Exodus 6:2-8 God also spoke to Moses and said to him: “I am the LORD. I appeared to Abraham, Isaac, and Jacob as God Almighty, but by my name ‘The LORD’ I did not make myself known to them. I also established my covenant with them, to give them the land of Canaan, the land in which they resided as aliens. I have also heard the groaning of the Israelites whom the Egyptians are holding as slaves, and I have remembered my covenant. Say therefore to the Israelites, ‘I am the LORD, and I will free you from the burdens of the Egyptians and deliver you from slavery to them. I will redeem you with an outstretched arm and with mighty acts of judgment. I will take you as my people, and I will be your God. You shall know that I am the LORD your God, who has freed you from the burdens of the Egyptians. I will bring you into the land that I swore to give to Abraham, Isaac, and Jacob; I will give it to you for a possession. I am the LORD.’ ”

 

2 Corinthians 5:14-21 For the love of Christ urges us on, because we are convinced that one has died for all; therefore all have died. And he died for all, so that those who live might live no longer for themselves, but for him who died and was raised for them.
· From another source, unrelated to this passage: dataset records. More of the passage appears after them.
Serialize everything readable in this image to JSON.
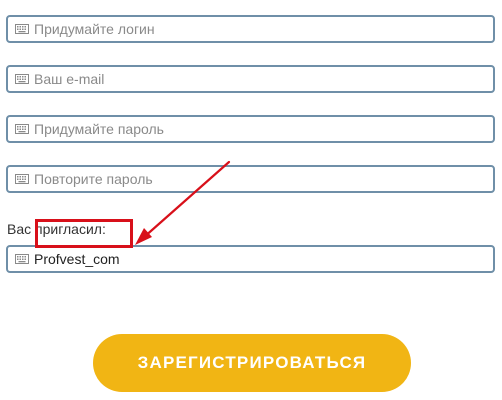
{
  "form": {
    "fields": [
      {
        "placeholder": "Придумайте логин",
        "value": "",
        "icon": "keyboard-icon"
      },
      {
        "placeholder": "Ваш e-mail",
        "value": "",
        "icon": "keyboard-icon"
      },
      {
        "placeholder": "Придумайте пароль",
        "value": "",
        "icon": "keyboard-icon"
      },
      {
        "placeholder": "Повторите пароль",
        "value": "",
        "icon": "keyboard-icon"
      }
    ],
    "referrer_label": "Вас пригласил:",
    "referrer": {
      "placeholder": "",
      "value": "Profvest_com",
      "icon": "keyboard-icon"
    },
    "submit_label": "ЗАРЕГИСТРИРОВАТЬСЯ"
  },
  "colors": {
    "field_border": "#6f8fa8",
    "annotation_red": "#d8101a",
    "button_yellow": "#f1b514",
    "button_text": "#ffffff"
  }
}
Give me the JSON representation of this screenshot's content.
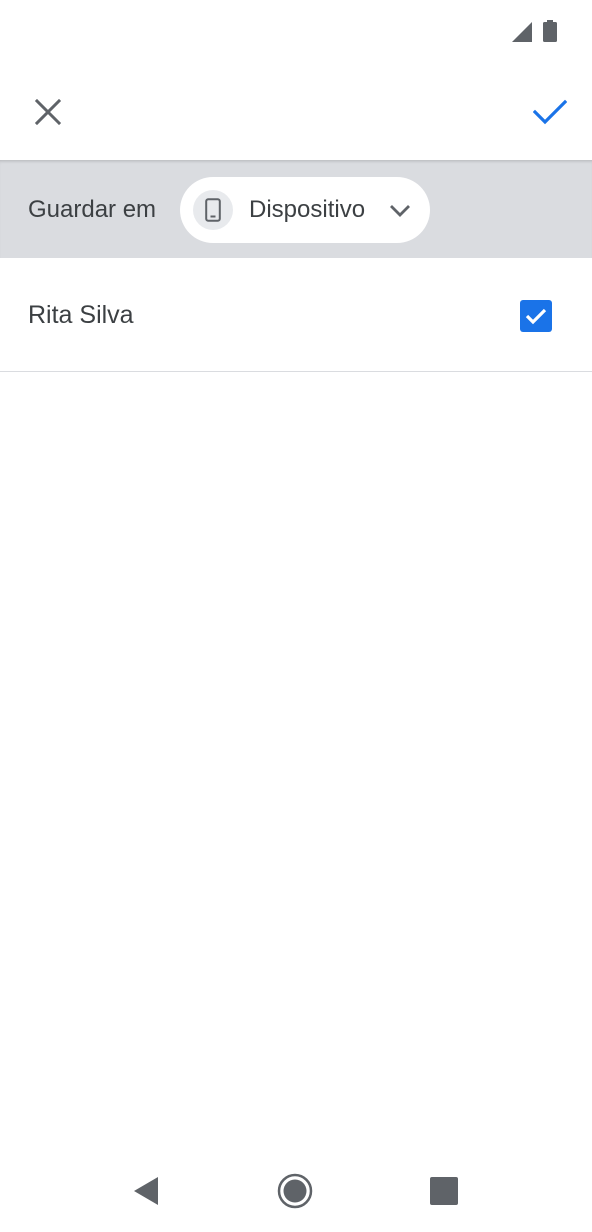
{
  "colors": {
    "accent": "#1a73e8",
    "save_bar_bg": "#dadce0",
    "icon_gray": "#5f6368",
    "text": "#3c4043"
  },
  "status_bar": {
    "icons": [
      "signal-icon",
      "battery-icon"
    ]
  },
  "app_bar": {
    "close_icon": "close-icon",
    "confirm_icon": "check-icon"
  },
  "save_location": {
    "label": "Guardar em",
    "chip_icon": "phone-icon",
    "selected": "Dispositivo",
    "dropdown_icon": "chevron-down-icon"
  },
  "contact": {
    "name": "Rita Silva",
    "checked": true
  },
  "nav_bar": {
    "icons": [
      "back-icon",
      "home-icon",
      "recents-icon"
    ]
  }
}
 From now on, therefore, we regard no one from a human point of view; even though we once knew Christ from a human point of view, we know him no longer in that way. So if anyone is in Christ, there is a new creation: everything old has passed away; see, everything has become new! All this is from God, who reconciled us to himself through Christ, and has given us the ministry of reconciliation; that is, in Christ God was reconciling the world to himself, not counting their trespasses against them, and entrusting the message of reconciliation to us. So we are ambassadors for Christ, since God is making his appeal through us; we entreat you on behalf of Christ, be reconciled to God. For our sake he made him to be sin who knew no sin, so that in him we might become the righteousness of God.

 

   John 17: 20-26 “I ask not only on behalf of these, but also on behalf of those who will believe in me through their word, that they may all be one. As you, Father, are in me and I am in you, may they also be in us, so that the world may believe that you have sent me. The glory that you have given me I have given them, so that they may be one, as we are one, I in them and you in me, that they may become completely one, so that the world may know that you have sent me and have loved them even as you have loved me. Father, I desire that those also, whom you have given me, may be with me where I am, to see my glory, which you have given me because you loved me before the foundation of the world.

 “Righteous Father, the world does not know you, but I know you; and these know that you have sent me. I made your name known to them, and I will make it known, so that the love with which you have loved me may be in them, and I in them.”